Sarah Huckabee Sanders just told a whopper in defense of the GOP’s attempt the suppress the minority vote.
USA Today reports:
The Commerce Department is reinstating a citizenship question to the 2020 Census for the first time in decades, a move that some arguewill lead to an undercount of minorities living in the United States. The U.S. Census Bureau counts the total number of people in the country — not the total number of citizens — every 10 years. Though it usually doesn’t ask about a person’s citizenship status, the Justice Department asked the agency late last year to include the question. It is the first time the government has done that in 70 years.
The Census count is used to redraw congressional districts, so it can affect the makeup of Congress, and to determine where federal, state and local funds will be used to build new schools, roads, health care facilities, child-care centers and senior centers. It also forms the basis of countless government and academic studies that drive public policy decisions and legislation from Washington, D.C., to statehouses and city halls.

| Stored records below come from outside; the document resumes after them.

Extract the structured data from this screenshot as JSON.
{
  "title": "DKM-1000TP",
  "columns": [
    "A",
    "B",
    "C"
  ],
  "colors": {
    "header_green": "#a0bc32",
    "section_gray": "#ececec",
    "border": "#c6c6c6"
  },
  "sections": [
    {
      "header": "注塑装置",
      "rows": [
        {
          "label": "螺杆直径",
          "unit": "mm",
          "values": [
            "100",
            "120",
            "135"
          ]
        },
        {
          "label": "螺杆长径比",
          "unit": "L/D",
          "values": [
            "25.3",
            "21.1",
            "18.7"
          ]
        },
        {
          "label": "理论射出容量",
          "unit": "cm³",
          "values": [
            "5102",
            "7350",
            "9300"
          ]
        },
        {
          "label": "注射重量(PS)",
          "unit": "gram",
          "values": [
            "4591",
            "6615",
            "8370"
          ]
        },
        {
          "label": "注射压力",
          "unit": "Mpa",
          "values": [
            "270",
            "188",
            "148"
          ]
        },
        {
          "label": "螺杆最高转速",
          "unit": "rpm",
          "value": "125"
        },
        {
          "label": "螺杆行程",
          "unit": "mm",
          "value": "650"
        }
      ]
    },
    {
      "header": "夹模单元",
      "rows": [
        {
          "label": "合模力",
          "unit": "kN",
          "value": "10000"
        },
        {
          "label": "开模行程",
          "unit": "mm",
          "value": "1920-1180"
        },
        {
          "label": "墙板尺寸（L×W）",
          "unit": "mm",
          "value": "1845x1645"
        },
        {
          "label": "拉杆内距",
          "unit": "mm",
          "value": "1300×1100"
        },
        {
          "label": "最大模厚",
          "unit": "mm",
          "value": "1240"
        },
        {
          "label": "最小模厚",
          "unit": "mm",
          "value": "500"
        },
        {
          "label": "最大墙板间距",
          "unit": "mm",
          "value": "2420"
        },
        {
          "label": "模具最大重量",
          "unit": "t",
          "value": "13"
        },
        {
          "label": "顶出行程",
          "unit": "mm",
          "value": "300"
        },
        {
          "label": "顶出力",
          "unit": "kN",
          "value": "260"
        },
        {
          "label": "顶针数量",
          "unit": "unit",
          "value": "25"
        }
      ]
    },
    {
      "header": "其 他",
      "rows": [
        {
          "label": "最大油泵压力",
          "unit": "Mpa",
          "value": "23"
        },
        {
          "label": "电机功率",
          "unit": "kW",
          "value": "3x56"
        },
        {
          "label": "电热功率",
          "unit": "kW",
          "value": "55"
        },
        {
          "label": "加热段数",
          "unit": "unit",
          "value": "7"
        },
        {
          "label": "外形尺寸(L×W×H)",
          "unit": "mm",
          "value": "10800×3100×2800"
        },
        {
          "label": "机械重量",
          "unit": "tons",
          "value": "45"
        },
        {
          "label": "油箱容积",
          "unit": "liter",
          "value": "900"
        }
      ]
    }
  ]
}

Sarah Sanders said repeatedly today that every census since 1965 has included Q about immigration status, except 2010. That is false. The question hasn’t been asked in a full census since 1950 out of fears of squirreling the results. For more: https://t.co/EFYI4JmTg3
— Cathleen Decker (@cathleendecker) March 27, 2018
White House on Census: “This was a question that was included in the U.S. Census since 1965 with the exception of 2010 when it was removed.”

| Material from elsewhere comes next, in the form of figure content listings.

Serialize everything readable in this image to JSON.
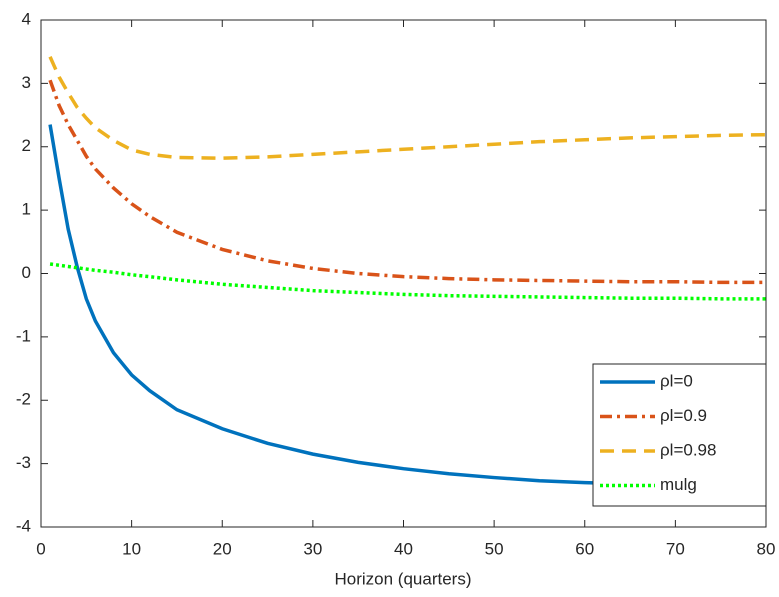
{
  "chart_data": {
    "type": "line",
    "x_label": "Horizon (quarters)",
    "x": [
      1,
      2,
      3,
      4,
      5,
      6,
      8,
      10,
      12,
      15,
      20,
      25,
      30,
      35,
      40,
      45,
      50,
      55,
      60,
      65,
      70,
      75,
      80
    ],
    "series": [
      {
        "name": "ρl=0",
        "color": "#0072bd",
        "style": "solid",
        "values": [
          2.35,
          1.5,
          0.7,
          0.1,
          -0.4,
          -0.75,
          -1.25,
          -1.6,
          -1.85,
          -2.15,
          -2.45,
          -2.68,
          -2.85,
          -2.98,
          -3.08,
          -3.16,
          -3.22,
          -3.27,
          -3.3,
          -3.32,
          -3.34,
          -3.35,
          -3.36
        ]
      },
      {
        "name": "ρl=0.9",
        "color": "#d95319",
        "style": "dashdot",
        "values": [
          3.05,
          2.65,
          2.35,
          2.1,
          1.85,
          1.65,
          1.35,
          1.1,
          0.9,
          0.65,
          0.38,
          0.2,
          0.08,
          0.0,
          -0.05,
          -0.08,
          -0.1,
          -0.11,
          -0.12,
          -0.13,
          -0.13,
          -0.14,
          -0.14
        ]
      },
      {
        "name": "ρl=0.98",
        "color": "#edb120",
        "style": "dashed",
        "values": [
          3.42,
          3.1,
          2.85,
          2.62,
          2.45,
          2.3,
          2.1,
          1.95,
          1.88,
          1.83,
          1.82,
          1.84,
          1.88,
          1.92,
          1.96,
          2.0,
          2.04,
          2.08,
          2.11,
          2.14,
          2.16,
          2.18,
          2.19
        ]
      },
      {
        "name": "mulg",
        "color": "#00ff00",
        "style": "dotted",
        "values": [
          0.15,
          0.13,
          0.11,
          0.09,
          0.07,
          0.05,
          0.02,
          -0.02,
          -0.05,
          -0.1,
          -0.17,
          -0.22,
          -0.27,
          -0.3,
          -0.33,
          -0.35,
          -0.36,
          -0.37,
          -0.38,
          -0.39,
          -0.39,
          -0.4,
          -0.4
        ]
      }
    ],
    "xlim": [
      0,
      80
    ],
    "xticks": [
      0,
      10,
      20,
      30,
      40,
      50,
      60,
      70,
      80
    ],
    "ylim": [
      -4,
      4
    ],
    "yticks": [
      -4,
      -3,
      -2,
      -1,
      0,
      1,
      2,
      3,
      4
    ],
    "legend": "lower right",
    "grid": false
  }
}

Wrong. Sample American Community Surveys have included it, but it hasn’t been on the full form census since 1952. pic.twitter.com/pEuGSF8rco
— Christina Wilkie (@christinawilkie) March 27, 2018
Sanders says a citizenship question has been on every census since 1965.
— Kyle Griffin (@kylegriffin1) March 27, 2018
RE: the Census, @PressSec says citizenship has been asked every year since 1965 except 2010. But she is referring to the smaller American Community Survey, which isn’t used to determine congressional representation. It’s been 50 years since main Census asked about citizenship.